La notizia (smentita) che il
governo greco sta valutando l'opzione di uscita
dall'Unione monetaria è sul tavolo delle cancellerie
europee. La crisi libica è un pasticcio in salsa
francese e una figuraccia all'amatriciana. Stiamo
scivolando nel baratro di miopia, insipienza e
irresponsabilità dell'Europa delle Patrie.
E' possibile che il ballon d'essai
di un ritorno alla dracma, da parte di una ministra
greca, sia "solo" una minaccia da far pesare nella
trattativa molto complessa, e sempre più ingarbugliata,
tra governo di Atene, governi europei, istituzioni
internazionali e lobby finanziarie. La minaccia ha una
sua logica. Governi e istituzioni hanno dichiarato di
voler scongiurare la rottura dell'UME, se non per amore
della Grecia per il timore fondatissimo di una
disintegrazione a catena. Però i difensori (a parole?)
dell'euro sono indecisi a tutto.
L'opzione A è dare alla Grecia
tutta la linea di credito a tassi di favore che serve,
per tutto il tempo che serve, e con tutta l'ingegneria
istituzionale che serve, per realizzare un piano di
risanamento fiscale ed economico di lungo termine.
L'opizione B è un piano di ristrutturazione del debito
che riduca drasticamente il rischio di default, con
compartecipazione delle perdite del settore finanziario
privato. I governi e le istituzioni che realmente
desiderano difendere l'UME devono solo scegliere per chi
vogliono spendere i (tanti) quattrini necessari:
direttamente per salvare la Grecia oppure per i
rispettivi intermediari finanziari privati. Ma la
cacofonia europea è salita al massimo volume, in
particolare in terra tedesca. Dal quartier generale di
Francoforte la Banca centrale europea è totalmente
avversa all'opzione B, mentre Berlino non vuole
l'opzione A (non la vuole la mggioranza dell'opinione
pubblica e il governo non è in grado di pilotarla). Se è
abbastanza chiaro ciò che i vari attori non vogliono,
non è chiaro ciò che vogliono. Tranne, forse, la nuova
lobby dei privatizzatori che è emersa negli ultimi tempi
tra le pieghe dell'inettitudine delle istituzioni
governative: spoliare la Grecia di un congruo ammontare
di asset e capitali reali, a copertura delle eventuali
perdite sul debito, e poi lasciarla al suo destino.
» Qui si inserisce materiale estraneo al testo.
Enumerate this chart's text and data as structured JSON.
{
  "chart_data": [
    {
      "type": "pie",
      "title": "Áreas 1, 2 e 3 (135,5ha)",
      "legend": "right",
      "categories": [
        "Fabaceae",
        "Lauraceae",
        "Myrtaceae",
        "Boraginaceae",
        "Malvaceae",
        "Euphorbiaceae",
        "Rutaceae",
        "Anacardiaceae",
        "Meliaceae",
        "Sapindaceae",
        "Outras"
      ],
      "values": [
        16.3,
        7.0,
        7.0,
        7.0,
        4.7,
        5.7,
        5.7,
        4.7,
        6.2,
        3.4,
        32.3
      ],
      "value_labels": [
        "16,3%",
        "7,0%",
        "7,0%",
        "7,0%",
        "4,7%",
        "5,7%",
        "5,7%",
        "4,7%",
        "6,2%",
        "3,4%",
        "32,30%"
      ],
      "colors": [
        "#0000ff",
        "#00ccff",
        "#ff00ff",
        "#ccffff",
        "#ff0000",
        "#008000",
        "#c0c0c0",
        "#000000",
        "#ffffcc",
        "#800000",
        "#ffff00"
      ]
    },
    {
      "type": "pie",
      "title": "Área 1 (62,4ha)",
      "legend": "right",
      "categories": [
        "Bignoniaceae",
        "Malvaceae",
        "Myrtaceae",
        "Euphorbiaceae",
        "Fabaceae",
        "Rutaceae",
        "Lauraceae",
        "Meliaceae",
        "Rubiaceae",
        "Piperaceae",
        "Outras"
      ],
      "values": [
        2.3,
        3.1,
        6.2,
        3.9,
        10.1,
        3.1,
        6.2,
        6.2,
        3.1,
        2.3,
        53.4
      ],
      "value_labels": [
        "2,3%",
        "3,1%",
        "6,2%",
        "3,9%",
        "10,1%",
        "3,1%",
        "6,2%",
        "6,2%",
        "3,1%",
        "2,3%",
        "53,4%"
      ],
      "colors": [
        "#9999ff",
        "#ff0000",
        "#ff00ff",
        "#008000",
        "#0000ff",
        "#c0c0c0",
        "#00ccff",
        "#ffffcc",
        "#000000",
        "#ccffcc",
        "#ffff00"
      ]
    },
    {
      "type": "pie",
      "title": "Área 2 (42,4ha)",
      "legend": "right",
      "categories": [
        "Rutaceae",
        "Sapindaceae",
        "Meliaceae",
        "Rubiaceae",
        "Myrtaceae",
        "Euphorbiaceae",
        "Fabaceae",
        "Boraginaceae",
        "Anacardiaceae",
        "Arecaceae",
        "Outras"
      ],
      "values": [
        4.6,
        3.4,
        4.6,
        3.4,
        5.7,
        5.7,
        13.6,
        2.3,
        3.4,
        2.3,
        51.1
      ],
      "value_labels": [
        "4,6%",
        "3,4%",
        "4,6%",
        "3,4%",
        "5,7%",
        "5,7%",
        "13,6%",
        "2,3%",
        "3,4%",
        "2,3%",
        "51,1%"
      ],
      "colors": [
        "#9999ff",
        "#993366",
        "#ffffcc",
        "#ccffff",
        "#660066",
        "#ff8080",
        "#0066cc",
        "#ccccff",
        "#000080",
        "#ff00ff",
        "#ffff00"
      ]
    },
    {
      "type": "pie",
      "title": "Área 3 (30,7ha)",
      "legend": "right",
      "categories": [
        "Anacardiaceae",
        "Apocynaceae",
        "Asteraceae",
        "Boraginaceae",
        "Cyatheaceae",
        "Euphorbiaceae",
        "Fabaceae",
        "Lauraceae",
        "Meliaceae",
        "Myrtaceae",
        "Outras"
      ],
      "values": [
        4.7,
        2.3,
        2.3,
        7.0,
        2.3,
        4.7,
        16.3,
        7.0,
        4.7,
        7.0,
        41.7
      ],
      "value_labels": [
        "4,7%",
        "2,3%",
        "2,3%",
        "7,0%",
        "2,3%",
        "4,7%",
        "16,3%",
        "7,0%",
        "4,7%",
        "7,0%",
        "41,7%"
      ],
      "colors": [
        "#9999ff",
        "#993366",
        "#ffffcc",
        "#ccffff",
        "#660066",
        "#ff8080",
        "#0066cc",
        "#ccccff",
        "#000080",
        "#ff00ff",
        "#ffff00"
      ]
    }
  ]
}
In questa situazione, l' eurocarità
pelosa messa in campo finora è puro spreco di energie
politiche, denaro e tempo
‑
tre risorse drammaticamente scarse. I denari sono già
troppi agli occhi dell'opinione pubblica dei paesi
pagatori, mentre sono troppo pochi e troppo costosi
rispetto a quanto necessario per l'opzione A. D'altra
parte se si voleva abbandonare la Grecia al suo destino,
tanto valeva farlo un anno fa, piuttosto che fiaccarla
con sacrifici durissimi e destabilizzarla giorno per
giorno con le punture velenose delle gazzette popolari
tedesche e delle agenzie di rating (la differenza di
credibilità, e di ruolo, tra le due fonti informative si
è molto assottigliata). L'uscita di scena di Strauss
Kahn, per cui qualcuno potrebber aver brindato, ha
peggiorato il quadro privando il Fondo monetario del
ruolo di global player politico che aveva acquisito
dalla personalità del suo Direttore. Il lamento del
premier greco faremo tutti i sacrifici necessari, ma
lasciateci in pace per un po' è del tutto
giustificato. Ma, in questa indecente partita, la mossa
d'azzardo di Atene potrebbe essere proprio la minaccia
di una pesante ristrutturazione del debito, se non il
default, e andare a vedere le carte degli altri
biscazieri.
Sia come sia, le convulsioni
intorno alla crisi greca sono solo uno degli episodi che
stanno delineando una delle fasi peggiori della storia
dell'edificazione europea. E occorre chiamare le cose
col loro nome: questa è l'Europa delle Patrie, bellezza.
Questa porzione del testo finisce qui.